Cerco il suo numero in rubrica e lì, mentre penso al dress-code, mi ricordo dell’altro, quello più importante, quello del suo addio al nubilato. Un momento, che fine ha fatto Jerôme? Gli ho scritto prima di Natale per ringraziarlo del libro che ci ha spedito, ma non ha mai risposto. Come posso essermene dimenticata?
Sarà stata la gravidanza di Lolita, il trasloco di Cassandra o è solo perché Cristina ha smesso di farmi pressioni?
Non avrei mai pensato di dire una cosa come questa, ma la vecchia Britney mi manca.
Tengo il telefono tra le mani con aria dubbiosa: ora o mai più.
Meglio ora.

“Caro Jerôme, come stai?
Spero che tu abbia letto il messaggio in cui ti ringraziavo per il libro che mi hai spedito. Cassandra era molto felice.

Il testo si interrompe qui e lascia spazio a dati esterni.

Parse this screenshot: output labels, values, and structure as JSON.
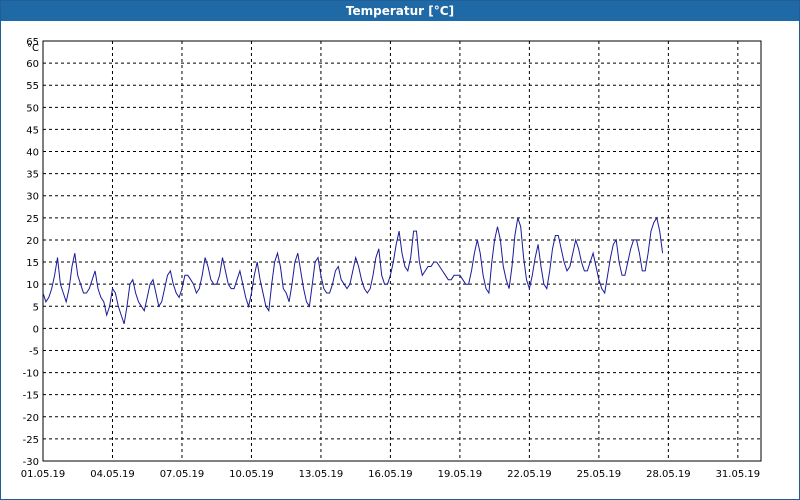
{
  "window": {
    "title": "Temperatur [°C]",
    "title_bar_color": "#1f6aa6"
  },
  "chart_data": {
    "type": "line",
    "title": "Temperatur [°C]",
    "ylabel": "°C",
    "xlabel": "",
    "ylim": [
      -30,
      65
    ],
    "ytick_step": 5,
    "xlim_days": [
      1,
      32
    ],
    "x_ticks": [
      "01.05.19",
      "04.05.19",
      "07.05.19",
      "10.05.19",
      "13.05.19",
      "16.05.19",
      "19.05.19",
      "22.05.19",
      "25.05.19",
      "28.05.19",
      "31.05.19"
    ],
    "grid": true,
    "line_color": "#1a1a9a",
    "series": [
      {
        "x_start": "01.05.19 00:00",
        "x_step_hours": 3,
        "values": [
          8,
          6,
          7,
          9,
          12,
          16,
          10,
          8,
          6,
          9,
          14,
          17,
          12,
          10,
          8,
          8,
          9,
          11,
          13,
          9,
          7,
          6,
          3,
          5,
          9,
          8,
          5,
          3,
          1,
          5,
          10,
          11,
          8,
          6,
          5,
          4,
          7,
          10,
          11,
          8,
          5,
          6,
          9,
          12,
          13,
          10,
          8,
          7,
          9,
          12,
          12,
          11,
          10,
          8,
          9,
          12,
          16,
          14,
          11,
          10,
          10,
          12,
          16,
          13,
          10,
          9,
          9,
          11,
          13,
          10,
          7,
          5,
          8,
          12,
          15,
          11,
          8,
          5,
          4,
          10,
          15,
          17,
          14,
          9,
          8,
          6,
          10,
          15,
          17,
          13,
          9,
          6,
          5,
          10,
          15,
          16,
          12,
          9,
          8,
          8,
          10,
          13,
          14,
          11,
          10,
          9,
          10,
          13,
          16,
          14,
          11,
          9,
          8,
          9,
          12,
          16,
          18,
          12,
          10,
          10,
          12,
          15,
          19,
          22,
          17,
          14,
          13,
          16,
          22,
          22,
          15,
          12,
          13,
          14,
          14,
          15,
          15,
          14,
          13,
          12,
          11,
          11,
          12,
          12,
          12,
          11,
          10,
          10,
          13,
          17,
          20,
          17,
          12,
          9,
          8,
          15,
          20,
          23,
          20,
          14,
          11,
          9,
          14,
          21,
          25,
          23,
          16,
          11,
          9,
          12,
          16,
          19,
          14,
          10,
          9,
          13,
          18,
          21,
          21,
          18,
          15,
          13,
          14,
          17,
          20,
          18,
          15,
          13,
          13,
          15,
          17,
          14,
          11,
          9,
          8,
          12,
          16,
          19,
          20,
          15,
          12,
          12,
          15,
          18,
          20,
          20,
          17,
          13,
          13,
          17,
          22,
          24,
          25,
          22,
          17
        ]
      }
    ]
  }
}
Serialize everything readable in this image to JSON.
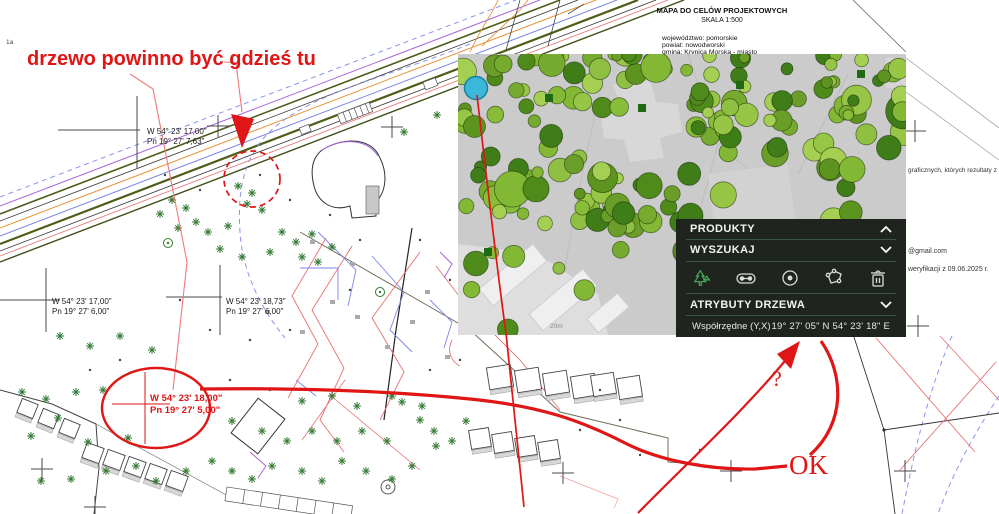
{
  "map": {
    "corner_label": "1a",
    "title_block": {
      "title": "MAPA DO CELÓW PROJEKTOWYCH",
      "scale": "SKALA 1:500",
      "province": "województwo: pomorskie",
      "county": "powiat: nowodworski",
      "municipality": "gmina: Krynica Morska - miasto"
    },
    "coordinate_labels": [
      {
        "lat": "W 54° 23' 17,00\"",
        "lon": "Pn 19° 27' 7,63\""
      },
      {
        "lat": "W 54° 23' 17,00\"",
        "lon": "Pn 19° 27' 6,00\""
      },
      {
        "lat": "W 54° 23' 18,73\"",
        "lon": "Pn 19° 27' 6,00\""
      },
      {
        "lat": "W 54° 23' 18,00\"",
        "lon": "Pn 19° 27' 5,00\""
      }
    ],
    "side_notes": {
      "note1": "graficznych, których rezultaty z",
      "note2": "@gmail.com",
      "note3": "weryfikacji z 09.06.2025 r."
    }
  },
  "annotations": {
    "tree_note": "drzewo powinno być gdzieś tu",
    "ok": "OK",
    "question": "?",
    "red_color": "#e01515"
  },
  "viewer": {
    "scale_label": "20m",
    "selected_tree_color": "#3ab7d9",
    "panel": {
      "bg_color": "#20241f",
      "sections": [
        {
          "label": "PRODUKTY",
          "chevron": "up"
        },
        {
          "label": "WYSZUKAJ",
          "chevron": "down"
        }
      ],
      "tools": [
        {
          "name": "tree-tool",
          "active": true
        },
        {
          "name": "measure-link-tool",
          "active": false
        },
        {
          "name": "point-select-tool",
          "active": false
        },
        {
          "name": "lasso-tool",
          "active": false
        },
        {
          "name": "delete-tool",
          "active": false
        }
      ],
      "attributes_section": {
        "label": "ATRYBUTY DRZEWA",
        "chevron": "down"
      },
      "coords_row": {
        "label": "Współrzędne (Y,X)",
        "value": "19° 27' 05\" N 54° 23' 18\" E"
      }
    }
  }
}
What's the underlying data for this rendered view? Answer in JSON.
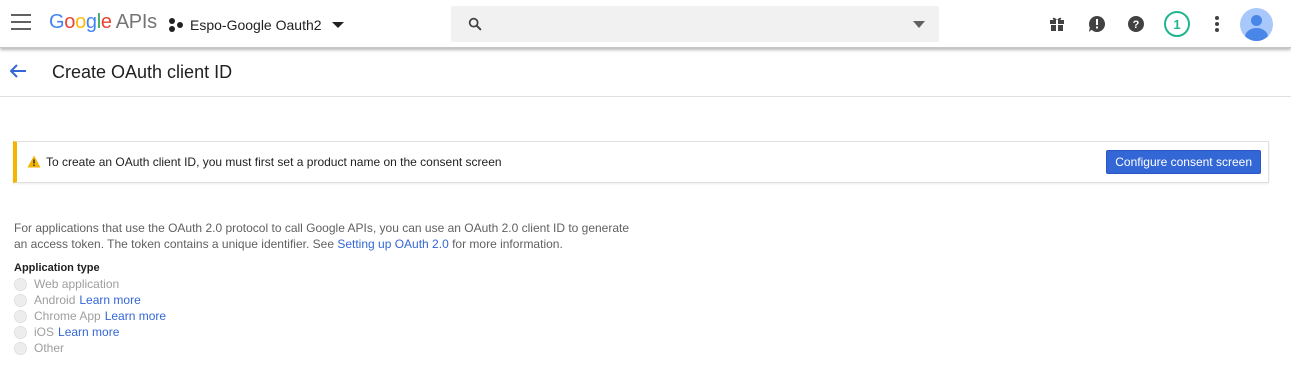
{
  "topbar": {
    "logo_letters": [
      "G",
      "o",
      "o",
      "g",
      "l",
      "e"
    ],
    "logo_suffix": "APIs",
    "project_name": "Espo-Google Oauth2",
    "search_placeholder": "",
    "notification_count": "1",
    "icons": [
      "menu-icon",
      "gift-icon",
      "feedback-icon",
      "help-icon",
      "more-vert-icon",
      "account-icon"
    ]
  },
  "page": {
    "title": "Create OAuth client ID"
  },
  "banner": {
    "message": "To create an OAuth client ID, you must first set a product name on the consent screen",
    "button_label": "Configure consent screen",
    "accent_color": "#f4b400"
  },
  "description": {
    "text_before_link": "For applications that use the OAuth 2.0 protocol to call Google APIs, you can use an OAuth 2.0 client ID to generate an access token. The token contains a unique identifier. See ",
    "link_text": "Setting up OAuth 2.0",
    "text_after_link": " for more information."
  },
  "application_type": {
    "label": "Application type",
    "options": [
      {
        "label": "Web application",
        "link": ""
      },
      {
        "label": "Android",
        "link": "Learn more"
      },
      {
        "label": "Chrome App",
        "link": "Learn more"
      },
      {
        "label": "iOS",
        "link": "Learn more"
      },
      {
        "label": "Other",
        "link": ""
      }
    ]
  },
  "colors": {
    "link": "#3367d6",
    "primary_button": "#3367d6",
    "badge": "#1fb58f"
  }
}
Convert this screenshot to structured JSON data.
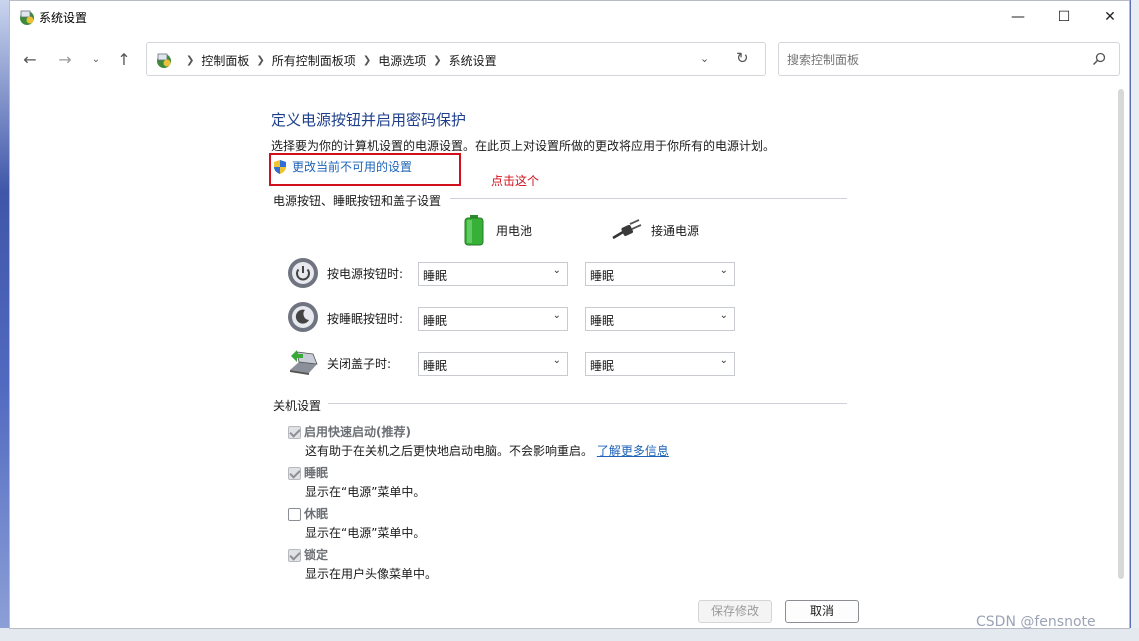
{
  "window": {
    "title": "系统设置",
    "controls": {
      "minimize": "—",
      "maximize": "☐",
      "close": "✕"
    }
  },
  "nav": {
    "back": "←",
    "forward": "→",
    "recent": "⌄",
    "up": "↑",
    "breadcrumbs": [
      "控制面板",
      "所有控制面板项",
      "电源选项",
      "系统设置"
    ],
    "search_placeholder": "搜索控制面板"
  },
  "page": {
    "heading": "定义电源按钮并启用密码保护",
    "description": "选择要为你的计算机设置的电源设置。在此页上对设置所做的更改将应用于你所有的电源计划。",
    "change_link": "更改当前不可用的设置",
    "annotation": "点击这个"
  },
  "power_section": {
    "title": "电源按钮、睡眠按钮和盖子设置",
    "col_battery": "用电池",
    "col_plugged": "接通电源",
    "rows": [
      {
        "label": "按电源按钮时:",
        "battery": "睡眠",
        "plugged": "睡眠",
        "icon": "power-button-icon"
      },
      {
        "label": "按睡眠按钮时:",
        "battery": "睡眠",
        "plugged": "睡眠",
        "icon": "sleep-button-icon"
      },
      {
        "label": "关闭盖子时:",
        "battery": "睡眠",
        "plugged": "睡眠",
        "icon": "laptop-lid-icon"
      }
    ]
  },
  "shutdown_section": {
    "title": "关机设置",
    "options": [
      {
        "label": "启用快速启动(推荐)",
        "desc": "这有助于在关机之后更快地启动电脑。不会影响重启。",
        "link": "了解更多信息",
        "checked": true
      },
      {
        "label": "睡眠",
        "desc": "显示在“电源”菜单中。",
        "checked": true
      },
      {
        "label": "休眠",
        "desc": "显示在“电源”菜单中。",
        "checked": false
      },
      {
        "label": "锁定",
        "desc": "显示在用户头像菜单中。",
        "checked": true
      }
    ]
  },
  "footer": {
    "save": "保存修改",
    "cancel": "取消"
  },
  "watermark": "CSDN @fensnote",
  "colors": {
    "heading": "#1e3f8c",
    "link": "#1e63b8",
    "annotation_red": "#d0101a"
  }
}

Come hai passato il Natale?
La data della festa si avvicina, manca meno di un mese e non vedo l’ora di conoscerti.
A presto
Melissa”

E ora vado a meta: chiamo Cassandra, speriamo che i suoi ormoni siano di buon umore.
Il telefono squilla e mi viene un’idea. Conosco il mio pollo e so che lavora meglio sotto stress. Se mi limitassi a chiederle un semplice consiglio, non si impegnerebbe, ma se invece sembrassi disperata, allora sì che costruirebbe la
‘mise genitori’ più adeguata.
“Ciao…” mormoro.
“Melissa che c’è?”
Non rispondo. Fingo di soffocare un singhiozzo e lei si allarma.
“Tutto bene?”
“Sì…”
“Non sarà perché ti manco?”
“Sì…” dico di nuovo a fil di voce.
“Cosa posso fare tesoro? Dimmelo.”
Adoro quando esce il suo istinto materno.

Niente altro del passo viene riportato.